The dichotomy speaks for itself, really, and it’s a lot to ponder.  First, in the national news this week, we have a prominent New York law firm, Sullivan & Cromwell, whose errors may cost Alabama Death Row’s Cory Maples his life.  On the other end of the spectrum, we learn yesterday that Iran’s Sakineh Mohammedi Ashtiani’s death penalty attorney who had been missing for almost a week, Mohammed Mostafaei, is alive and seeking asylum in Turkey after, apparently, advocating too well for his adultery-charged client who faces execution by stoning. 

The Quality of Representation Received by Alabama Death Row’s Cory Maples

Earlier this week, we wrote on the Cory Maples situation.  In sum, two New York associates from swanky Sullivan & Cromwell walked into an Alabama trial court, post-conviction (pro hac vices granted), and filed a motion under Rule 32 of the Alabama Rules of Criminal Procedure.  Thereafter, the two associates left the law firm, and when the court clerk sent out notices that the Rule 32 motion had been denied (tick tick tick of the appellate clock), Sullivan & Cromwell returned the notices: "return to sender." 

Of importance, the Rule 32 Motion was denied in part because of (1) failure to state a claim and (2) asserting arguments that were to be made in direct appeal. Also of importance, their signature blocks never gave the firm’s name, just the individual attorneys — and yet, the law firm kept the representation after the two lawyers left its employ, learning of the missed appellate deadlines only after their client’s mother called to check on status.  

This very serious situation has been made the subject of this week’s Brief of the Week at the National Law Journal.   

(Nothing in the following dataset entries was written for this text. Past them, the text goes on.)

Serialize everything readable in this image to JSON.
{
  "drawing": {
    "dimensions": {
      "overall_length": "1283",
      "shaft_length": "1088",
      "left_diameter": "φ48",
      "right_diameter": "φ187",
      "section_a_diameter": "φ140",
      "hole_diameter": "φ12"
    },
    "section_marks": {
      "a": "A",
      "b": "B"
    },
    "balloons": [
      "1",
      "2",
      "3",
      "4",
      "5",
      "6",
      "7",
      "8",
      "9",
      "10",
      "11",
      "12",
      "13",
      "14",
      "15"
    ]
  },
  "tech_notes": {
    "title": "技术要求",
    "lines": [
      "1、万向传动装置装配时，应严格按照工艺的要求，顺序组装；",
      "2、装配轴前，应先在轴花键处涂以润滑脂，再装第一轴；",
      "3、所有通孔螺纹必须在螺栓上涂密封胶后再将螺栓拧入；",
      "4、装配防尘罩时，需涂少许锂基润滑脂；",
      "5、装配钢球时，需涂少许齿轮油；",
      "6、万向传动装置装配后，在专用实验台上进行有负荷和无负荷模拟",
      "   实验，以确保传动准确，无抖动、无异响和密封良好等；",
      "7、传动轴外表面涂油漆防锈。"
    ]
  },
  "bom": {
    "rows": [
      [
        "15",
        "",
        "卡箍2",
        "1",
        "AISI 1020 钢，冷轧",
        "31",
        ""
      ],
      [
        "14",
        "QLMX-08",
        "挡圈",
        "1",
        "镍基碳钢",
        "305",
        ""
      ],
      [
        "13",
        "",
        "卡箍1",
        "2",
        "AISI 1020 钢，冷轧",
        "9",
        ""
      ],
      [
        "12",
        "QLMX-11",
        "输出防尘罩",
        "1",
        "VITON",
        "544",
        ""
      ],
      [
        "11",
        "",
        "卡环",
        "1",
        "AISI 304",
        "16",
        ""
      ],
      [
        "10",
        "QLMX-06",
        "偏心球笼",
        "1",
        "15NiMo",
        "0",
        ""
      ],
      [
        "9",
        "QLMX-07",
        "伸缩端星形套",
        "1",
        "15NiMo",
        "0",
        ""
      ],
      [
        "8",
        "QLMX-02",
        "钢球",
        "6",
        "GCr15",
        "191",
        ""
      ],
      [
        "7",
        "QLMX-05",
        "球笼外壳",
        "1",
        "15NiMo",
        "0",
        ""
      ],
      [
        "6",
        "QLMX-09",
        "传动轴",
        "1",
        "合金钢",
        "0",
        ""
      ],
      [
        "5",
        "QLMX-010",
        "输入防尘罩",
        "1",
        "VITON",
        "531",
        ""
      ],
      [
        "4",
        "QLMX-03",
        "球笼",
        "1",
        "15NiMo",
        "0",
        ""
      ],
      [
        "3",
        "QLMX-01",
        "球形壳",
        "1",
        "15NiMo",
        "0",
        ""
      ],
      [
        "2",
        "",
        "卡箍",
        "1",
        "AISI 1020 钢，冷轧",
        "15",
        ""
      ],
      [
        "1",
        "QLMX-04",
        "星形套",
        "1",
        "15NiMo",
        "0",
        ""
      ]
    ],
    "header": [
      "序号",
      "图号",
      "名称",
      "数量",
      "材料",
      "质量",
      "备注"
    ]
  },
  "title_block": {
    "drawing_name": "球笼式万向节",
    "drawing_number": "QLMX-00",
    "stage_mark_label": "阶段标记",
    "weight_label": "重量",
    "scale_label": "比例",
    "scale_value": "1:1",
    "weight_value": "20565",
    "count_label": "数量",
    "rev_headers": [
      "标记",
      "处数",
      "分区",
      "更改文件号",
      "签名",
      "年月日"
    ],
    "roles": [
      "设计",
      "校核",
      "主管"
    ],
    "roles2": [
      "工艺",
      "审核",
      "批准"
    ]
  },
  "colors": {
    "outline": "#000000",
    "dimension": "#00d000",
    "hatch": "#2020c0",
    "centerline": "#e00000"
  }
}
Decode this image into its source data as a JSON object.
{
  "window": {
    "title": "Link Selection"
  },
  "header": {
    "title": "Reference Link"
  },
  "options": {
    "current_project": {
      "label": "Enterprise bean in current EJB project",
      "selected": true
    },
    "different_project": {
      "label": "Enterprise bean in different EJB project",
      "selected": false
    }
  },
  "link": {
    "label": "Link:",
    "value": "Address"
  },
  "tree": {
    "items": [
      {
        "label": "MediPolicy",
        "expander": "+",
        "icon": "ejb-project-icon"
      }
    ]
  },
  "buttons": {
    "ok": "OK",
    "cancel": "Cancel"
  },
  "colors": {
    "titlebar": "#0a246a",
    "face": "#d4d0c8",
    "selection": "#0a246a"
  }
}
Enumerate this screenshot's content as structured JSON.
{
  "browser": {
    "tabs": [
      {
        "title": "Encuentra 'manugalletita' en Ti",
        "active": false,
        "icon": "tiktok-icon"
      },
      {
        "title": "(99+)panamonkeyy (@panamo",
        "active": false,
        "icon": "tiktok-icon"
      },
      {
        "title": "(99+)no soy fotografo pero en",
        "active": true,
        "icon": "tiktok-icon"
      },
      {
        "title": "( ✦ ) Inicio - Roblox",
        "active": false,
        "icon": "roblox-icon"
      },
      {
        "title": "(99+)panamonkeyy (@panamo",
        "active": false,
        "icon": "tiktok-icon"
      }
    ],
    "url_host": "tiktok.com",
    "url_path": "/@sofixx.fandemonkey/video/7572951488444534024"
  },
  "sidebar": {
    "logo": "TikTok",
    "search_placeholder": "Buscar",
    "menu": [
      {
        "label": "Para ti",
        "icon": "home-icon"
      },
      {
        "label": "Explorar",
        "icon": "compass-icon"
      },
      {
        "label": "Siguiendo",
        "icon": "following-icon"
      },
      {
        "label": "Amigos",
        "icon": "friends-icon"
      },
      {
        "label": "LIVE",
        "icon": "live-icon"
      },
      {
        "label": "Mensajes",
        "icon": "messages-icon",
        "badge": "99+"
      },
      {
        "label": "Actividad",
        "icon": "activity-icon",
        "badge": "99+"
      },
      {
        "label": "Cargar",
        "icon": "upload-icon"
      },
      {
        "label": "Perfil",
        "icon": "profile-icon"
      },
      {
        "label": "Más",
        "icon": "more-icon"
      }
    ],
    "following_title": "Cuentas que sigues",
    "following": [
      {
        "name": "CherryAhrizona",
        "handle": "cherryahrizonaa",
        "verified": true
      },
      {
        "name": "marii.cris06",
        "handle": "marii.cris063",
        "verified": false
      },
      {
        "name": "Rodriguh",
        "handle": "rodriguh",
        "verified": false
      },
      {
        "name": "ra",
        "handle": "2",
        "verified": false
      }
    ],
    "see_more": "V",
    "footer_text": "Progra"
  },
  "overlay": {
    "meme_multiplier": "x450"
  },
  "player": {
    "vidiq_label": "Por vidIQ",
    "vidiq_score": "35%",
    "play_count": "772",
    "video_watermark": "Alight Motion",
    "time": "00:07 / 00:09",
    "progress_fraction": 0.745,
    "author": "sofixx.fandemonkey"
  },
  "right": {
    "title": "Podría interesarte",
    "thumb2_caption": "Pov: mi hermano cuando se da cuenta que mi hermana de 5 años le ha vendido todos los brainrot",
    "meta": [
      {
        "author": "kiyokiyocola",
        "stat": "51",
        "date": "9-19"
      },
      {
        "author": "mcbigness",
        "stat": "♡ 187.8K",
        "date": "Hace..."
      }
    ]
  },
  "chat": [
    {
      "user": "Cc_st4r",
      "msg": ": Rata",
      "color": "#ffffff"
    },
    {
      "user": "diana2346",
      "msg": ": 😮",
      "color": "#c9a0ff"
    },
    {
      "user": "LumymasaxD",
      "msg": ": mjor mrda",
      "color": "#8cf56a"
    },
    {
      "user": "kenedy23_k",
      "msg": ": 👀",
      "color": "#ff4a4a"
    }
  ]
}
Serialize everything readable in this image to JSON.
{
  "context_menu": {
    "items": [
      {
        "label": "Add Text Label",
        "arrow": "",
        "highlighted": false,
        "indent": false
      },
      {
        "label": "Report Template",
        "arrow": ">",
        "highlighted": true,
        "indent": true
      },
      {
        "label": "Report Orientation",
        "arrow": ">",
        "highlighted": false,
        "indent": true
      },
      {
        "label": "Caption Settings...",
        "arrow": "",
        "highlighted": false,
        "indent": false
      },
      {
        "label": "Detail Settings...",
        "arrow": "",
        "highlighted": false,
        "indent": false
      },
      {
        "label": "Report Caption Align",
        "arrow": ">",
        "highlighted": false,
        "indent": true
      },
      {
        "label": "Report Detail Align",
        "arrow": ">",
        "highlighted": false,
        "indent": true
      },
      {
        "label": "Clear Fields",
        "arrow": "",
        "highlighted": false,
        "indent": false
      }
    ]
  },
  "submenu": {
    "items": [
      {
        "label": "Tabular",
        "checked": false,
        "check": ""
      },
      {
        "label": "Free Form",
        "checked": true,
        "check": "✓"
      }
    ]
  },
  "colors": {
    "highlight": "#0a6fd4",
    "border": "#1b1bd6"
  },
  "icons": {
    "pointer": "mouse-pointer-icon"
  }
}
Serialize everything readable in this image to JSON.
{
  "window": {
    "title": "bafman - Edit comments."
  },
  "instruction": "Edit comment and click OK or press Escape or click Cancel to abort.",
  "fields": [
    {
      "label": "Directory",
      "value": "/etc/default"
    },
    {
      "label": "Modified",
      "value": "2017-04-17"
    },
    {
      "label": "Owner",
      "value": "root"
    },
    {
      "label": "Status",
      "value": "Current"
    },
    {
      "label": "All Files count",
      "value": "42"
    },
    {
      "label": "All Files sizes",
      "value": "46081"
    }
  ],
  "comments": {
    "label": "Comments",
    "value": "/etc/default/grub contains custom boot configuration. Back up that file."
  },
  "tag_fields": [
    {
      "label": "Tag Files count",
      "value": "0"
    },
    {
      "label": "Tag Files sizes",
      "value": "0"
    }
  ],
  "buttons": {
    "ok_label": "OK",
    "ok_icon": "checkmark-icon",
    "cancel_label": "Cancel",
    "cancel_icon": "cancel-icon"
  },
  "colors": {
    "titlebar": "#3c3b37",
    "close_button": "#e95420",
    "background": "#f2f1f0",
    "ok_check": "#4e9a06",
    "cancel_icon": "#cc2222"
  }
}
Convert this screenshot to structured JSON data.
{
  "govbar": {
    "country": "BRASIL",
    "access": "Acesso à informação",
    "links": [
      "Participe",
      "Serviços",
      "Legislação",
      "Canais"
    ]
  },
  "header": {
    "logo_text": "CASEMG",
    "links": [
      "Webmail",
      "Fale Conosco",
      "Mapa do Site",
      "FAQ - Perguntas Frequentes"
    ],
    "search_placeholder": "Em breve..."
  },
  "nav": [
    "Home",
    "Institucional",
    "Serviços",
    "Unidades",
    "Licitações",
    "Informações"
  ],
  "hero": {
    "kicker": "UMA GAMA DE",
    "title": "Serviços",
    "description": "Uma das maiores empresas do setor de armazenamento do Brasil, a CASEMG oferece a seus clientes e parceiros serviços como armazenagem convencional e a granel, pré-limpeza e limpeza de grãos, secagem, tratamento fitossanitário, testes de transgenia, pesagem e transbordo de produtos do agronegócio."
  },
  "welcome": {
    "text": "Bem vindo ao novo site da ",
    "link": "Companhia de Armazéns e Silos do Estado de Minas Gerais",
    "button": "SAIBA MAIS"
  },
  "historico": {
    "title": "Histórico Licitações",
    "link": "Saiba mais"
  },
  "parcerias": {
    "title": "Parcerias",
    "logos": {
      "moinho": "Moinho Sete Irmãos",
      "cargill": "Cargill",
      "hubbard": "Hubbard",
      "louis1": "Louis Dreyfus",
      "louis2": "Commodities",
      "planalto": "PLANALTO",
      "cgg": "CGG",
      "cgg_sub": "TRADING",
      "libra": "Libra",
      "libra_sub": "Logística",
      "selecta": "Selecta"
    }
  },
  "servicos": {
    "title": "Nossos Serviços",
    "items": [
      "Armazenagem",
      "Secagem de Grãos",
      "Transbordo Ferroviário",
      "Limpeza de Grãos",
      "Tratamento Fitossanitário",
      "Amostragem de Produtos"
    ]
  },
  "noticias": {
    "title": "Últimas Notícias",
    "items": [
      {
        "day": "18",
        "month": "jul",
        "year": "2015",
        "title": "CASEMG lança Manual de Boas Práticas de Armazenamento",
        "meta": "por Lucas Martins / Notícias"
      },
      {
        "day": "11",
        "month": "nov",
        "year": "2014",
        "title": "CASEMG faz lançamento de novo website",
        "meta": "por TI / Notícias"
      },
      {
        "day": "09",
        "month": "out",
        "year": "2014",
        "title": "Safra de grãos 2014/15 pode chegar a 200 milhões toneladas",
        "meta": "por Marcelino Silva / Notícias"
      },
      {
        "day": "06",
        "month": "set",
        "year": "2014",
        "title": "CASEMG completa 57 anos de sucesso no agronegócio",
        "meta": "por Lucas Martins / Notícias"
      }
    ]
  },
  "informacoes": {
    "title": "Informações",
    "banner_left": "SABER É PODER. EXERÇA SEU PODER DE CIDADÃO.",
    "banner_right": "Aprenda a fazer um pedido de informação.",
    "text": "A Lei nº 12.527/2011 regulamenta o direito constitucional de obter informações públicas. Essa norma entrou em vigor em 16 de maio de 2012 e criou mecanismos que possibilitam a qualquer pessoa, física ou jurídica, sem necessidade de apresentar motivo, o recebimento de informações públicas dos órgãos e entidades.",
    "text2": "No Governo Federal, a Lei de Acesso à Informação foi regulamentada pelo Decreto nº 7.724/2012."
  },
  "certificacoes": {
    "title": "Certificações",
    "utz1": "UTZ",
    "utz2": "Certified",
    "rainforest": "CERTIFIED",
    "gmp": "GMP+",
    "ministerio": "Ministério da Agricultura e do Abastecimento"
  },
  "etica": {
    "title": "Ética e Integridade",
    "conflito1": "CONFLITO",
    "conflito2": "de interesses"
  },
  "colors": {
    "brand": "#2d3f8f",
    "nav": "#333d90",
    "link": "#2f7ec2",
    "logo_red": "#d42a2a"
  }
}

The Quality of Representation Received by Iran’s Sakineh Mohammedi Ashtiani

After writing about the possibly imminent stoning execution of Sakineh Mohammedi Ashtiani, a woman tried twice for adultery and sentenced – without evidence – to death by stoning under Iranian law, it was even more shocking to learn that fellow blogger and Death Penalty defense attorney for Ashtiani, Mohammed Mostafaei, had gone missing after leaving an interrogation by prison official. 


A week ago, our fellow blogging attorney had been reported missing by Amnesty International, which also reported to the global community that the defense attorney’s  wife and brother in law were being held, without charges and without counsel. 

Today, we learn that Mr. Mostafaei is alive.  He’s seek asylum in Turkey, and while he was first held by Turkish authorities he is once again free – his situation being monitored not only by Amnesty International, but also by the United Nations.  

In Mr. Mostafaei’s first interview since his disappearance, he reports that he will be going to Norway very soon, leaving Turkey.  And, he describes the "white torture" that his wife is experiencing right now, in Iran, for no other reason than being married to the lawyer who advocated from Ashtiani:  Amnesty International and others are pushing for her release.

Why is Mostafaei in this situation?  Not only did he fight within the system for his client facing the death penalty, he started a blog and undertook other efforts to bring worldwide attention to her case.  It goes without saying that this woman might be dead already without the efforts of this brave man. 

And, according to news reports, now that’s he has been forced out of the case, Ashtiani is telling the media that she believes she’s still facing stoning – that the Iranian officials won’t stop until she is executed in this barbaric manner.  Her request?  To keep her son from having to witness her death by stone, after stone, being thrown at her head after she’s buried in sand up to her shoulder.

Draw Your Own Comparisons:  Sullivan & Cromwell and Mohammed Mostafaei – Cory Maples and Sakineh Mohammadi Ashtani — and Let’s Start with Honor

It’s a lot to take in, all the things that can be compared between these two death penalty cases.  Different systems, different beliefs, different worlds. Let’s start with this one:  dedication.  When someone is facing death at the hands of the state, there’s a dedication that is really a matter of honor. 

Mostafaei obviously understands this.  But does the local counsel in the Maples case?  Do the two attorneys who were attorneys of record in that Alabama trial court?  Do the attorneys responsible for overseeing the associates at Sullivan & Cromwell understand this?   

The real form over substance problem

When you take on the role of champion for someone who may die then it’s not just "I left the firm," "I’m only local counsel," "I wasn’t aware of the situation, it never left the mailroom."  That’s the form over substance problem here that’s much bigger than the one that Brief of the Week points out is a valid concern over what the United States Supreme Court may do with the Maples’ petition. 

No one bothered to keep Cory Maples up to date with his case.  His mom called the New York law firm, and that’s when the big errors were discovered.  And lots of column inches have gone into discussing the shock that Sullivan & Cromwell is in trouble rather than Mr. Maples may die. 

Has the dignity of a human life been respected any less by the Iranian officials than the New York attorneys?  Really? 

One wonders what Mr. Mostafaei might say.